Jakarta, 28 Februari 2025 – Menteri Koordinator Bidang Hukum, HAM, Imigrasi, dan Pemasyarakatan, Yusril Ihza Mahendra, menerima audiensi Duta Besar Belanda untuk Indonesia,Marc Gerritsen, pada Jumat (28/2). Pertemuan ini membahas sejumlah isu penting, termasuk kerja sama hukum antara kedua negara salah satu isu yang dibahas mengenai pemulangan narapidana Belanda yang menjalani hukuman di Indonesia. Menurut data terdapat lima narapidana asal Belanda yang menjalani hukuman di Indonesia selaiin itu terdapat dua Deteni Warga Negara Belanda yang ditahan di Rumah Deteni Imigrasi.

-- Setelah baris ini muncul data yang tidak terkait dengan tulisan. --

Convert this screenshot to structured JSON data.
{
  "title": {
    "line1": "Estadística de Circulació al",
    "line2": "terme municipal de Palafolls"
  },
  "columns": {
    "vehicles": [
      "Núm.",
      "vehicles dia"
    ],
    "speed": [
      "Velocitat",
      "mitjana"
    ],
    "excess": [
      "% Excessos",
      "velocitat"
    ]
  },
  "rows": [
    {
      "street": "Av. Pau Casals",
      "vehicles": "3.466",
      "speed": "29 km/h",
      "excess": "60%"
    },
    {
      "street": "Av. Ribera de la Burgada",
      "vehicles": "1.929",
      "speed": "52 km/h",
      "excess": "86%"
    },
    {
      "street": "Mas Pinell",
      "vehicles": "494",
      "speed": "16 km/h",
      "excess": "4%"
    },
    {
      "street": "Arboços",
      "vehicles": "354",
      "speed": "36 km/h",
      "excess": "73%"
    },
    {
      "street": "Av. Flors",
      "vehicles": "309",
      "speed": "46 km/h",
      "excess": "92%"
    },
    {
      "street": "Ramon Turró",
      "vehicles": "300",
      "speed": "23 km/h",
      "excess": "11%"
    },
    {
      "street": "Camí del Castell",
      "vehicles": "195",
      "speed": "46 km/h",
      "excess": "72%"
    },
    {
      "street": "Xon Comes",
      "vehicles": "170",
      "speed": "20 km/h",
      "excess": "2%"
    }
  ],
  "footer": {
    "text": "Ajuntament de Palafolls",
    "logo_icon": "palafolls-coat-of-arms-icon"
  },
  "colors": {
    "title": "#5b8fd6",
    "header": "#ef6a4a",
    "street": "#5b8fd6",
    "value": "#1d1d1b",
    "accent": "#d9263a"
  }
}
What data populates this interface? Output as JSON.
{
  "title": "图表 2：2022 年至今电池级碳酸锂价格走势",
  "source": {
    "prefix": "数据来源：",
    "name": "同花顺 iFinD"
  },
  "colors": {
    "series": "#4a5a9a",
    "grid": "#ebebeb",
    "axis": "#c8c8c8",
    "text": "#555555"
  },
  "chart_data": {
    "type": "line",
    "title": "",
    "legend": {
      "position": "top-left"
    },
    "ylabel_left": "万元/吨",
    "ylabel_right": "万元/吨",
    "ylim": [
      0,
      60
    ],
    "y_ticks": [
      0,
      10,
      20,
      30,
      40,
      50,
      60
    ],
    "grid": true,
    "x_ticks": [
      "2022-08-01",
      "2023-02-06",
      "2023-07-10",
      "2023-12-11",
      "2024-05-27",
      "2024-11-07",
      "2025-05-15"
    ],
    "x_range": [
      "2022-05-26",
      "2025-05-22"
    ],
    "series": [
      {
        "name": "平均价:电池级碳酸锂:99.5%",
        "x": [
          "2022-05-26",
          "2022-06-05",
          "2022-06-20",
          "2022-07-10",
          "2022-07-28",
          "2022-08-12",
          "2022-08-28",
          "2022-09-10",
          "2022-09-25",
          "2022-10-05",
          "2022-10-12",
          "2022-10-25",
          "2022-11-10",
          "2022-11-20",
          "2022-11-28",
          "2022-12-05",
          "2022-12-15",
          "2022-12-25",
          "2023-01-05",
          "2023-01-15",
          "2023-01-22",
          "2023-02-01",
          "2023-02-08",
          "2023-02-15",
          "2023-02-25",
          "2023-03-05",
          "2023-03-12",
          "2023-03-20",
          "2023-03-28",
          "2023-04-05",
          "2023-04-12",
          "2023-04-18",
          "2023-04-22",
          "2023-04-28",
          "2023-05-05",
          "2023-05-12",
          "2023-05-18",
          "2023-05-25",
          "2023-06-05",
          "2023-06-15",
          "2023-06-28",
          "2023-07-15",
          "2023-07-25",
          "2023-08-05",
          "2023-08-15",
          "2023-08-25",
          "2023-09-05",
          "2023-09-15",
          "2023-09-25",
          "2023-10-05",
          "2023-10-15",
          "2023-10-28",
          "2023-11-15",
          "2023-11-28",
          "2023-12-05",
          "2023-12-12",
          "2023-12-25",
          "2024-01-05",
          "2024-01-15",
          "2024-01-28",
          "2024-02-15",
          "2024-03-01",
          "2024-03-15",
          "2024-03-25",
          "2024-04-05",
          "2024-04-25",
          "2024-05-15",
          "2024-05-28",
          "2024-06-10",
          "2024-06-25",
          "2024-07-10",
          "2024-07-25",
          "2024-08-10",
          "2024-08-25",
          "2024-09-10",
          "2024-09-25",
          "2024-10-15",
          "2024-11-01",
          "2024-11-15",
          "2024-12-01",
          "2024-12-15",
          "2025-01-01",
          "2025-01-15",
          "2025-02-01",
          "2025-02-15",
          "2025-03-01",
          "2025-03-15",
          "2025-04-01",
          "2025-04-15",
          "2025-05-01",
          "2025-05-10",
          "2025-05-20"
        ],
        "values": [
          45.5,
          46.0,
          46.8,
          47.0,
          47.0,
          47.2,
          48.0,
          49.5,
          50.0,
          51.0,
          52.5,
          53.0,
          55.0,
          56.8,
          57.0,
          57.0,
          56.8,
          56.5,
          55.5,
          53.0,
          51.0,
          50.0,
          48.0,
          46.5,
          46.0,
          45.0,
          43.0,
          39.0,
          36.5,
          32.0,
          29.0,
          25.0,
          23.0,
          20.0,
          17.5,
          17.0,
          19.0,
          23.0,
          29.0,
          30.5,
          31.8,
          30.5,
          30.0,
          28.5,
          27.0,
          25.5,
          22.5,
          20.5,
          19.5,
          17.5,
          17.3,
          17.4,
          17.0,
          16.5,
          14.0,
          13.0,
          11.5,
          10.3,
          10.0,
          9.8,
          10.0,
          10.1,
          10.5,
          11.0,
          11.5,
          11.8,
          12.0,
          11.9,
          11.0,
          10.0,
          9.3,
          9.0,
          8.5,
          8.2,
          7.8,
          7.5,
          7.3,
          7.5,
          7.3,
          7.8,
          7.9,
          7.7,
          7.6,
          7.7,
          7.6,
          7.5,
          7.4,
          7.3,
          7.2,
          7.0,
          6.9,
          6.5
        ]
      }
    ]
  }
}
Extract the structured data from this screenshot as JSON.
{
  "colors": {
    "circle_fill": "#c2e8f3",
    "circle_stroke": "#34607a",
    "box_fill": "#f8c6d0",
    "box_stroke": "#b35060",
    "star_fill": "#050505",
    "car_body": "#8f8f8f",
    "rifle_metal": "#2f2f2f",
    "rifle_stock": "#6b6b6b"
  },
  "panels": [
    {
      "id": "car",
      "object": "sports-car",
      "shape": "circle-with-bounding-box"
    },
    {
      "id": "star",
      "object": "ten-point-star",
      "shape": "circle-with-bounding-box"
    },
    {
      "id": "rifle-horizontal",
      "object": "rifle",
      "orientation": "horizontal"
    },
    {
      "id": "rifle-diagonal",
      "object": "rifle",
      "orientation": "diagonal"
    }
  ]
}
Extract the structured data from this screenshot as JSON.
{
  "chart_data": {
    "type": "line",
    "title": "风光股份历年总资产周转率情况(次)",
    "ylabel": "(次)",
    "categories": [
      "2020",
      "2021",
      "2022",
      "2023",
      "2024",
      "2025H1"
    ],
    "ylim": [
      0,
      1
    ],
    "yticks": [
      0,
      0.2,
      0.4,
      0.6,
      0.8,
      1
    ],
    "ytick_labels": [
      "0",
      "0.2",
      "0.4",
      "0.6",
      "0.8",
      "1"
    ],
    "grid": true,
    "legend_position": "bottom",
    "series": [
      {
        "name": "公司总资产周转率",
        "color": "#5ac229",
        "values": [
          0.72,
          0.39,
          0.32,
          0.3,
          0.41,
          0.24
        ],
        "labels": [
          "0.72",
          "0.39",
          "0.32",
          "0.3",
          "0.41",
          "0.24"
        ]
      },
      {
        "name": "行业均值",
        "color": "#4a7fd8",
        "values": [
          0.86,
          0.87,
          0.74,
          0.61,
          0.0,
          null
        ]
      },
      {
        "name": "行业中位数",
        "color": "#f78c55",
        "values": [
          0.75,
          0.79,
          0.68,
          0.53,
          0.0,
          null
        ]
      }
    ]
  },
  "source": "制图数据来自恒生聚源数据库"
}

"Saat ini, Indonesia tetap terbuka untuk menjalin kerja sama internasional di bidang hukum, namun kami harus tetap mempertimbangkan prinsip keadilan serta kepentingan nasional. Pemindahan narapidana asing bukanlah keputusan yang bisa diambil secara instan, melainkan harus melalui kajian yang mendalam," ujar Yusril.
Yusril menjelaskan pemindahan narapidana internasional ke negara asalnya itu atas dasar kebijakan diskresi Presiden Prabowo Subianto. Hingga saat ini, Indonesia telah memulangkan narapidana ke negara asalnya untuk melanjutkan hukuman antara lain lima narapidana anggota Bali nine ke Australia, Mary Jane ke Filipina, dan Serge Atlaoui ke Prancis.
Yusril menambahkan Pemerintah Indonesia tengah menyusun undang-undang khusus terkait mekanisme pemindahan narapidana atau transfer of prisoners.

“Saat ini draft undang-undangnya sedang disusun ditargetkan dapat segera selesai sebelum hari raya Idul Fitri” Ujar Yusril.
Menanggapi hal ini, Duta Besar Belanda untuk Indonesia, Marc Gerritsen, menyampaikan apresiasi atas keterbukaan Indonesia dalam menjalin kerja sama di bidang hukum.
"Kami menghormati kebijakan hukum Indonesia dan mendukung upaya untuk memperkuat mekanisme hukum yang jelas dan adil dalam pemindahan narapidana. Kerja sama ini tidak hanya bermanfaat bagi kedua negara tetapi juga mencerminkan komitmen bersama dalam menegakkan prinsip keadilan," ujar Gerritsen.
Dalam pertemuan tersebut, Marc Gerritsen mengapresiasi kerja sama yang telah terjalin antara Indonesia dan Belanda di berbagai bidang. Ia berharap kolaborasi ini dapat terus diperkuat untuk kepentingan kedua negara. Pertemuan ini diharapkan semakin mempererat hubungan bilateral dan membuka peluang kerja sama lebih luas di masa mendatang.
Turut hadir Wakil Menteri Koordinator Bidang Hukum, HAM, Imigrasi, dan Pemasyarakatan, Otto Hasibuan, Staf Khusus Bidang Internasional, Ahmad Usmarwi Kaffah, Staf Ahli Bidang Kerja Sama dan Hubungan Antar Lembaga, Cahyani Suryandari, Deputi Bidang Koordinasi Keimigrasian dan Pemasyarakatan, I Nyoman Gede Surya Mataram dan Deputi Bidang Koordinasi Hukum, Nofli.